Davide, give me speed AND expressive code.

Sure thing, my friend!

Since pcl::FieldComparison is intrinsically broken (so are all the other Conditions in the library), because of their switchstatements, let me write my own pcl::Condition (must be derived from pcl::ConditionBase) like this:

template <typename PointT>
class GenericCondition : public pcl::ConditionBase<PointT>
{
public:
  typedef std::shared_ptr<GenericCondition<PointT>> Ptr;
  typedef std::shared_ptr<const GenericCondition<PointT>> ConstPtr;
  typedef std::function<bool(const PointT&)> FunctorT;

  GenericCondition(FunctorT evaluator): 
    pcl::ConditionBase<PointT>(),_evaluator( evaluator ) 
  {}

  virtual bool evaluate (const PointT &point) const {
    // just delegate ALL the work to the injected std::function
    return _evaluator(point);
  }
private:
  FunctorT _evaluator;
};

That is literally all the code you need, no omissions.

I am simply wrapping a std::function<bool(const PointT&)> inside pcl::ConditionBase.

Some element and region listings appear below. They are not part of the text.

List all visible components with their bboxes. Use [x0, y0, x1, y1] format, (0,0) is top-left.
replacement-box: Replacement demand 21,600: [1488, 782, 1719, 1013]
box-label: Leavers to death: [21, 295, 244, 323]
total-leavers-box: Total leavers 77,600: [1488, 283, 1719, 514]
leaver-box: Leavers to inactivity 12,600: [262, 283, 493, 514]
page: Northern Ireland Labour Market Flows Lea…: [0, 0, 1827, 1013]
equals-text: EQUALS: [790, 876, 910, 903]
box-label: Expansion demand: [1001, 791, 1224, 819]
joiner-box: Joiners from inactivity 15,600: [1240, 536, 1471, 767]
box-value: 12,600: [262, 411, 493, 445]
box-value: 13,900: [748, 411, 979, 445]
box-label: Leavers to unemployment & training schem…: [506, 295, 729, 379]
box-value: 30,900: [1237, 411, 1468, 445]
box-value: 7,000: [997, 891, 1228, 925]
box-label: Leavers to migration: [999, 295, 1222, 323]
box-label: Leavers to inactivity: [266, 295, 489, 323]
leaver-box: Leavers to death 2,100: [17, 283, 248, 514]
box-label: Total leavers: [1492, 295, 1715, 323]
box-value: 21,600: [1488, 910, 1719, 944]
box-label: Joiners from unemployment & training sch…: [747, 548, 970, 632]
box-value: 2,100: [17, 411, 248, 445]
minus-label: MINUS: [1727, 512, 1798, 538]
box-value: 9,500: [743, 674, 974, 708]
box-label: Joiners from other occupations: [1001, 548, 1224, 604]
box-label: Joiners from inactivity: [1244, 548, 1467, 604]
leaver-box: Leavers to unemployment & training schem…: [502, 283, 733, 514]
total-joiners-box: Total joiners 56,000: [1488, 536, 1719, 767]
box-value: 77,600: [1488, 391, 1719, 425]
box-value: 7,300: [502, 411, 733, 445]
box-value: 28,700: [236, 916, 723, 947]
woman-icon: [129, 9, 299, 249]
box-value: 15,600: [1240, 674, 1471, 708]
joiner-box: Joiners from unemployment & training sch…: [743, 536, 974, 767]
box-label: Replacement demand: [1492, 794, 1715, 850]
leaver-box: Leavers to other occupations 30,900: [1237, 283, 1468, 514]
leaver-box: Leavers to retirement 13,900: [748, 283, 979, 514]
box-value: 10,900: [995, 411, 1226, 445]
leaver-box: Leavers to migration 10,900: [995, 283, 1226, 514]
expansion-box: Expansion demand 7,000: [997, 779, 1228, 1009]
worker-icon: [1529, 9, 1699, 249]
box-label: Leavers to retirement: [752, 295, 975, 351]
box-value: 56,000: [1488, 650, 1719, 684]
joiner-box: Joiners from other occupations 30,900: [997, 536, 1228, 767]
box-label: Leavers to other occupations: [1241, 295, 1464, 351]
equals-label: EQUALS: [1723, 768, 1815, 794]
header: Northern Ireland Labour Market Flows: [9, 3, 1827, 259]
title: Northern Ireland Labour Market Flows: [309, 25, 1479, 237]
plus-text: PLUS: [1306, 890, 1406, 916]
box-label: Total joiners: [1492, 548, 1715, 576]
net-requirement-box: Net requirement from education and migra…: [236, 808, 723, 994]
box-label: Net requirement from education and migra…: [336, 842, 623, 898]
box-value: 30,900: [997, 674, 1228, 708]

Nothing else.

This is the old code:

auto range_cond  = std::make_shared<ConditionAnd<PointXYZ> ();
range_cond->addComparison ( 
    std::make_shared<FieldComparison<PointXYZ>("z", ComparisonOps::GT, 0.0));
range_cond->addComparison (
    std::make_shared<FieldComparison<PointXYZ>("z", ComparisonOps::LT, 1.0)));

And this is the new one, where my condition is expressed in plain old code:

auto range_cond = std::make_shared<GenericCondition<PointXYZ>>(
  [](const PointXYZ& point){ 
      return point.z > 0.0 && point.z < 1.0; 
  });

The rest of the code is unchanged!!!

Let's talk about speed

You may find the code to replicate my tests here.

These are the benchmarks based on my sample cloud and 4 filters (upper and lower bound in X and Y):

-------------------------------------------------------------
Benchmark                   Time             CPU   Iterations
-------------------------------------------------------------
PCL_Filter            1403083 ns      1403084 ns          498
Naive_Filter           107418 ns       107417 ns         6586
PCL_Filter_Generic     668223 ns       668191 ns         1069

Your results may change a lot according to the number of conditions and the size of the point cloud.

But the lessons to learn are:

  • The "naive" filter might be an option in many cases and it is blazing fast.
  • The "safe" pcl::ConditionalRemoval can still be used if you just ditch the builtin pcl::Conditions and use instead the much more concise and readable GenericCondition.